Según la ONU, hasta ayer, los muertos palestinos superaban los 1.200, de los cuales tres cuartas partes son civiles, 240 niños entre ellos. Y los israelíes sumaban 53 soldados y tres civiles, uno de ellos de origen tailandés. Tenaz. Más aún si a la frialdad estadística pudiéramos dibujarle facciones y ponerle nombres e historias de vida que, si bien no conocemos, hemos visto caer como tórtolas frente a las cámaras. Nos conmovemos un buen rato, sí, pero luego nos ponemos la piyama y nos vamos a dormir.

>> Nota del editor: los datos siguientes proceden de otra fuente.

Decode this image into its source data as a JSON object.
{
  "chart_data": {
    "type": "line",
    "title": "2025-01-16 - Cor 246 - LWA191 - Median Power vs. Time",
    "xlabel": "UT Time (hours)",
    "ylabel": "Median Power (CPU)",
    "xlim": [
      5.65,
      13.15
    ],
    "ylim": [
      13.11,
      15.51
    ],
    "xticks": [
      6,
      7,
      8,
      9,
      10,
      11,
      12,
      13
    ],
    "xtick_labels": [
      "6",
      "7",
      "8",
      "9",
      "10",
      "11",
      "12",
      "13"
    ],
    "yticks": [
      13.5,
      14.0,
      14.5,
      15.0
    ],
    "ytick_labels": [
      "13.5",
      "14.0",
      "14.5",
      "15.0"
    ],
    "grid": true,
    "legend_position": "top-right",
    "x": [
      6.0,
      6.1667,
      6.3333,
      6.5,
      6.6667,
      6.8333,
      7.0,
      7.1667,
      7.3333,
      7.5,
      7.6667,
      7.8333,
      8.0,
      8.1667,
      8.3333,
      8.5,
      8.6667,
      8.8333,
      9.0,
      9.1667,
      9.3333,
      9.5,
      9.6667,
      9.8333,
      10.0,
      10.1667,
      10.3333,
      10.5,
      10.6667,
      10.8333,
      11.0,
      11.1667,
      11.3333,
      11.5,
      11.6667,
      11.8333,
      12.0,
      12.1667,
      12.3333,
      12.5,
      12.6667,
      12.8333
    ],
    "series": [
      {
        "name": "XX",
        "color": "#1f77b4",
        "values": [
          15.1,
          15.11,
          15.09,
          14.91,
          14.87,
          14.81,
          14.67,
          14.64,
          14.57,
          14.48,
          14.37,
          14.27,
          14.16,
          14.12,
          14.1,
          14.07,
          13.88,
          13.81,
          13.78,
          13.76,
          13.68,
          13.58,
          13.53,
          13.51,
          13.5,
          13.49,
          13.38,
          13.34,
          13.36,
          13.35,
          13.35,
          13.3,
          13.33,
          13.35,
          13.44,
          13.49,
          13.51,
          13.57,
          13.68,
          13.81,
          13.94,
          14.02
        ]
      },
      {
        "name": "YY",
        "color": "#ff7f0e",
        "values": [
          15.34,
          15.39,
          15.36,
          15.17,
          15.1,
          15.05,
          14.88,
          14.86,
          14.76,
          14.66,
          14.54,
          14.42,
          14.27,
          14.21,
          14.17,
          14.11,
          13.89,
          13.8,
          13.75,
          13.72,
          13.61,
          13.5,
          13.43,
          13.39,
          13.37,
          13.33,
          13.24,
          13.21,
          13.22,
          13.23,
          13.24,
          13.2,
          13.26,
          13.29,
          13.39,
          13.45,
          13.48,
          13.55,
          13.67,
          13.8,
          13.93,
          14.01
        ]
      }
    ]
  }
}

Y, horas después, nos levantamos sin apenas darnos cuenta de que la humanidad a la que nos gloriamos pertenecer es una vergüenza, lo que menos la desvela es el hombre. “La pasada noche, unos niños murieron mientras dormían junto a sus padres en el suelo de aulas declaradas refugios de la ONU en Gaza. Matar a niños mientas duermen es una afrenta contra todos nosotros y un motivo de vergüenza universal”, informó el miércoles la Unicef. Entretanto en Occidente se oía roncar.
“No hay guerra más justificada que esta”, repite Netanyahu, al tiempo que lanza una advertenciaurbi et orbi: el Ejército está preparado para alargar la ofensiva el tiempo que sea necesario. Observo el video de la conferencia de prensa y no puedo dejar de pensar en mis amigos judíos. Los quiero a morir y con algunos hemos hablado sobre los sufrimientos y logros de ese pueblo maravilloso. ¿Justificarán la violencia indiscriminada con la que el gobierno de Israel está cazando guerrilleros en el subsuelo de la Franja de Gaza? No lo creo. Incluso apostaría a que no comparten el ánimo de venganza —distinto al derecho a la defensa— que parece mover al primer ministro. Contra un grupo puntual que amenaza su seguridad desde el otro lado de la frontera o contra el mundo mundial que no impidió la infamia nazi, no lo sé, pero venganza al fin y al cabo. Y sospecho que talvez es esa culpa histórica que carga el planeta la que impide a los grandes líderes exigir la terminación de la masacre que se está perpetrando en Gaza. Están empanicados de que los tachen de antisemitas solo por manifestar que el desterrado pueblo palestino también merece vivir en libertad.
(Dos millones de personas que no tienen patria, que dependen en su gran mayoría de la ayuda humanitaria, que padecen crisis alimentaria, que la única fuente de agua —un acuífero costero— está contaminado en un 90 por ciento, que no encuentran trabajo, que no pueden salir de su encierro, que no se sienten seguros en ningún lado y que se hacinan en 362 km2, en buen castellano, viven en cautiverio).
“No debemos permitir que la muerte de nuestros hijos se convierta en una coartada para el combate fratricida”, manifestó en un foro de las Naciones Unidas, Raquel Fraenkel, la mamá de Neftalí, uno de los jóvenes israelíes secuestrados y asesinados por extremistas palestinos. E invitó a la mamá de Mohamed Abu Khdeir, el joven palestino quemado vivo por ultraderechistas judíos, a que la apoyara en la campaña contra el odio que Borde Protector ha exacerbado hasta la barbarie. Con el dolor intacto y un coraje recién nacido remató: “Las madres podemos ganar la batalla que perdieron los políticos”. Así que en su nombre no, don Benjamín.
COPETE DE CREMA: Y en el mío tampoco. Aunque a nadie le importe mi clamor.